The concept of rebalancing is very simple. Let’s say an investor starts off with a model allocation of 50% stocks and 50% bonds. The stock markets do well and after a year the portfolio sits at 70% stocks and 30% bonds. Investors pat themselves on the back and say something like, “I did great and now I want to do better. I wish I had not been so conservative in the first place and should have gone 100% stocks!” As a financial professional, I come along and say, “Let’s not be so greedy. In the context of your Financial Plan, you actually should consider selling some winners and go back to your original allocation of 50/50. We want to be investors, not gamblers.” The investor tells me, “That’s the dumbest thing I have ever heard.
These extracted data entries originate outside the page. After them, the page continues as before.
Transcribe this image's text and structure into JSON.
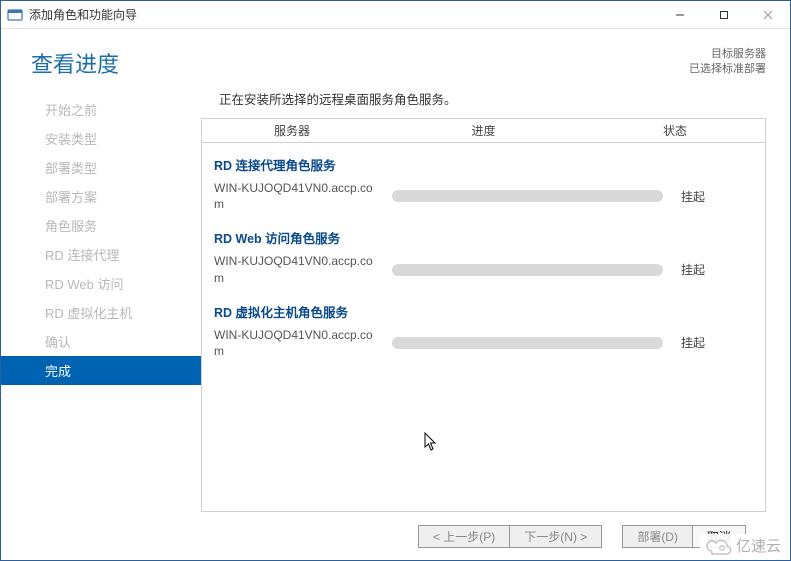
{
  "window": {
    "title": "添加角色和功能向导"
  },
  "header": {
    "title": "查看进度",
    "target_server_label": "目标服务器",
    "target_server_value": "已选择标准部署"
  },
  "sidebar": {
    "items": [
      {
        "label": "开始之前"
      },
      {
        "label": "安装类型"
      },
      {
        "label": "部署类型"
      },
      {
        "label": "部署方案"
      },
      {
        "label": "角色服务"
      },
      {
        "label": "RD 连接代理"
      },
      {
        "label": "RD Web 访问"
      },
      {
        "label": "RD 虚拟化主机"
      },
      {
        "label": "确认"
      },
      {
        "label": "完成"
      }
    ]
  },
  "content": {
    "intro": "正在安装所选择的远程桌面服务角色服务。",
    "columns": {
      "server": "服务器",
      "progress": "进度",
      "status": "状态"
    },
    "services": [
      {
        "title": "RD 连接代理角色服务",
        "server": "WIN-KUJOQD41VN0.accp.com",
        "status": "挂起"
      },
      {
        "title": "RD Web 访问角色服务",
        "server": "WIN-KUJOQD41VN0.accp.com",
        "status": "挂起"
      },
      {
        "title": "RD 虚拟化主机角色服务",
        "server": "WIN-KUJOQD41VN0.accp.com",
        "status": "挂起"
      }
    ]
  },
  "footer": {
    "prev": "< 上一步(P)",
    "next": "下一步(N) >",
    "deploy": "部署(D)",
    "cancel": "取消"
  },
  "overlay": {
    "logo_text": "亿速云"
  }
}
And you call yourself a financial professional, HA!”
With an overabundance of financial “knowledge”, they kick me out of their office. The market drops 30% over the next 12 months. Instead of a loss exposure of 50% on your stocks, you are now at 70%. Rebalancing, like many financial concepts, does not guarantee financial success. It does, however, just make good common sense.
Yes, I am being a bit overdramatic, but then again, maybe I am not. You see, the pure emotion of greed makes the concept of rebalancing very difficult to do manually. My experience has been that most people would actually want to sell the investments that did bad and actually buy MORE of the winners. This may make you feel good, but think about it in this context; one of the first things many people learn about investing is buy low, sell high, and by selling investments that went down and purchasing the investments that went up, you are in fact doing the exact opposite.
This is a toxic investment strategy and should be avoided, in my opinion. It’s my belief that rebalancing should be set on autopilot and remove the investor and financial professional from the equation. Ask your investment companies if they have automatic rebalancing. Many do these days. Trying to remove the emotions of greed and fear from our financial decisions is virtually impossible, but utilizing some simple financial concepts in your everyday investment life may make the road less bumpy.
This is a hypothetical scenario, not a recommendation. Every investor’s situation is unique and may vary. The concept of rebalancing does not assure profit or protect against loss.